« Instructions » n'est pas tout à fait le mot. À l'époque où j'étais ministre, le président de la SNCF était Louis Gallois, que je connaissais bien étant donné que nous étions de la même promotion à l'École nationale d'administration (ENA), et en qui j'avais entièrement confiance. Je sais qu'il réfléchissait avec son équipe à d'éventuelles évolutions structurelles. Nous en avions discuté ensemble. Je lui avais conseillé d'être prudent, au regard de ma responsabilité politique dans le domaine des transports. L'ouverture à la concurrence du trafic de voyageurs nous plaçait dans une situation difficile : de grandes manifestations avaient eu lieu à Bruxelles et à Paris. Je dialoguais – dans d'assez bonnes conditions d'ailleurs – avec les leaders syndicaux de la SNCF. Nous n'avions pas non plus envie d'en remettre une couche : le but n'était pas de semer la pagaille.

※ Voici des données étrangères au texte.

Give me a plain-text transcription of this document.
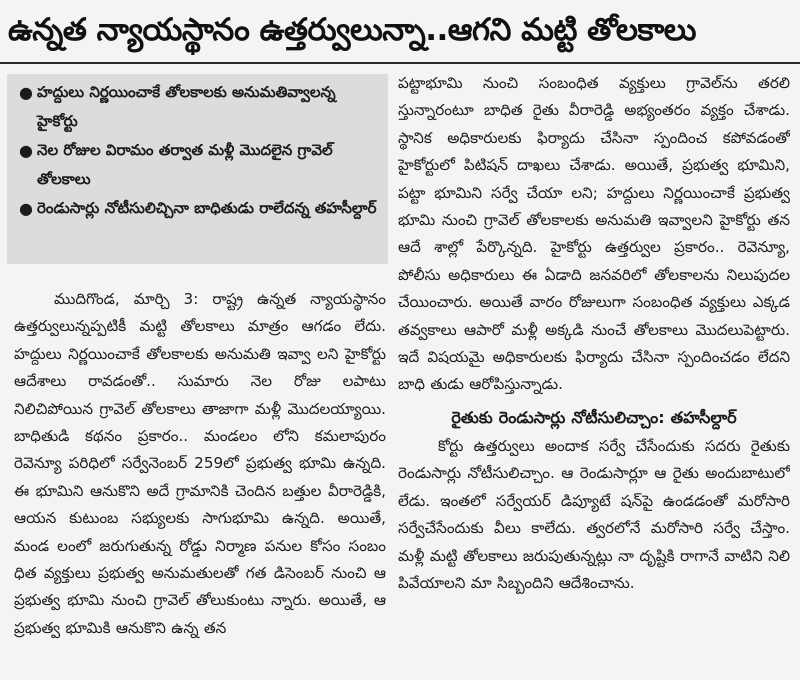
ఉన్నత న్యాయస్థానం ఉత్తర్వులున్నా..ఆగని మట్టి తోలకాలు
● హద్దులు నిర్ణయించాకే తోలకాలకు అనుమతివ్వాలన్న హైకోర్టు
● నెల రోజుల విరామం తర్వాత మళ్లీ మొదలైన గ్రావెల్ తోలకాలు
● రెండుసార్లు నోటీసులిచ్చినా బాధితుడు రాలేదన్న తహసీల్దార్

ముదిగొండ, మార్చి 3: రాష్ట్ర ఉన్నత న్యాయస్థానం ఉత్తర్వులున్నప్పటికీ మట్టి తోలకాలు మాత్రం ఆగడం లేదు. హద్దులు నిర్ణయించాకే తోలకాలకు అనుమతి ఇవ్వా లని హైకోర్టు ఆదేశాలు రావడంతో.. సుమారు నెల రోజు లపాటు నిలిచిపోయిన గ్రావెల్ తోలకాలు తాజాగా మళ్లీ మొదలయ్యాయి. బాధితుడి కథనం ప్రకారం.. మండలం లోని కమలాపురం రెవెన్యూ పరిధిలో సర్వేనెంబర్ 259లో ప్రభుత్వ భూమి ఉన్నది. ఈ భూమిని ఆనుకొని అదే గ్రామానికి చెందిన బత్తుల వీరారెడ్డికి, ఆయన కుటుంబ సభ్యులకు సాగుభూమి ఉన్నది. అయితే, మండ లంలో జరుగుతున్న రోడ్డు నిర్మాణ పనుల కోసం సంబం ధిత వ్యక్తులు ప్రభుత్వ అనుమతులతో గత డిసెంబర్ నుంచి ఆ ప్రభుత్వ భూమి నుంచి గ్రావెల్ తోలుకుంటు న్నారు. అయితే, ఆ ప్రభుత్వ భూమికి ఆనుకొని ఉన్న తన

పట్టాభూమి నుంచి సంబంధిత వ్యక్తులు గ్రావెల్‌ను తరలి స్తున్నారంటూ బాధిత రైతు వీరారెడ్డి అభ్యంతరం వ్యక్తం చేశాడు. స్థానిక అధికారులకు ఫిర్యాదు చేసినా స్పందించ కపోవడంతో హైకోర్టులో పిటిషన్ దాఖలు చేశాడు. అయితే, ప్రభుత్వ భూమిని, పట్టా భూమిని సర్వే చేయా లని; హద్దులు నిర్ణయించాకే ప్రభుత్వ భూమి నుంచి గ్రావెల్ తోలకాలకు అనుమతి ఇవ్వాలని హైకోర్టు తన ఆదే శాల్లో పేర్కొన్నది. హైకోర్టు ఉత్తర్వుల ప్రకారం.. రెవెన్యూ, పోలీసు అధికారులు ఈ ఏడాది జనవరిలో తోలకాలను నిలుపుదల చేయించారు. అయితే వారం రోజులుగా సంబంధిత వ్యక్తులు ఎక్కడ తవ్వకాలు ఆపారో మళ్లీ అక్కడి నుంచే తోలకాలు మొదలుపెట్టారు. ఇదే విషయమై అధికారులకు ఫిర్యాదు చేసినా స్పందించడం లేదని బాధి తుడు ఆరోపిస్తున్నాడు.

రైతుకు రెండుసార్లు నోటీసులిచ్చాం: తహసీల్దార్

కోర్టు ఉత్తర్వులు అందాక సర్వే చేసేందుకు సదరు రైతుకు రెండుసార్లు నోటీసులిచ్చాం. ఆ రెండుసార్లూ ఆ రైతు అందుబాటులో లేడు. ఇంతలో సర్వేయర్ డిప్యూటే షన్‌పై ఉండడంతో మరోసారి సర్వేచేసేందుకు వీలు కాలేదు. త్వరలోనే మరోసారి సర్వే చేస్తాం. మళ్లీ మట్టి తోలకాలు జరుపుతున్నట్లు నా దృష్టికి రాగానే వాటిని నిలి పివేయాలని మా సిబ్బందిని ఆదేశించాను.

Il faut se rappeler ce contexte politique : la SNCF faisait partie du patrimoine national. L'ouverture à la concurrence a représenté un changement culturel considérable, qu'il a fallu accompagner. Nous avons d'ailleurs d'abord dû nous convaincre nous-mêmes que c'était possible : pour le gaulliste social que je suis, cela n'avait en effet rien d'une évidence ! Une société nationale exerçant un monopole n'avait rien de contraire à mes idées.
Nous savions bien qu'il y avait un problème sur le fret. La SNCF n'avait sans doute pas consacré l'énergie et l'imagination nécessaires pour être plus à l'écoute de sa clientèle potentielle. C'était aussi l'époque de l'accélération du TGV et de la sécurisation des réseaux. Avec du recul, il semble que la question du fret n'était peut-être pas suffisamment prioritaire.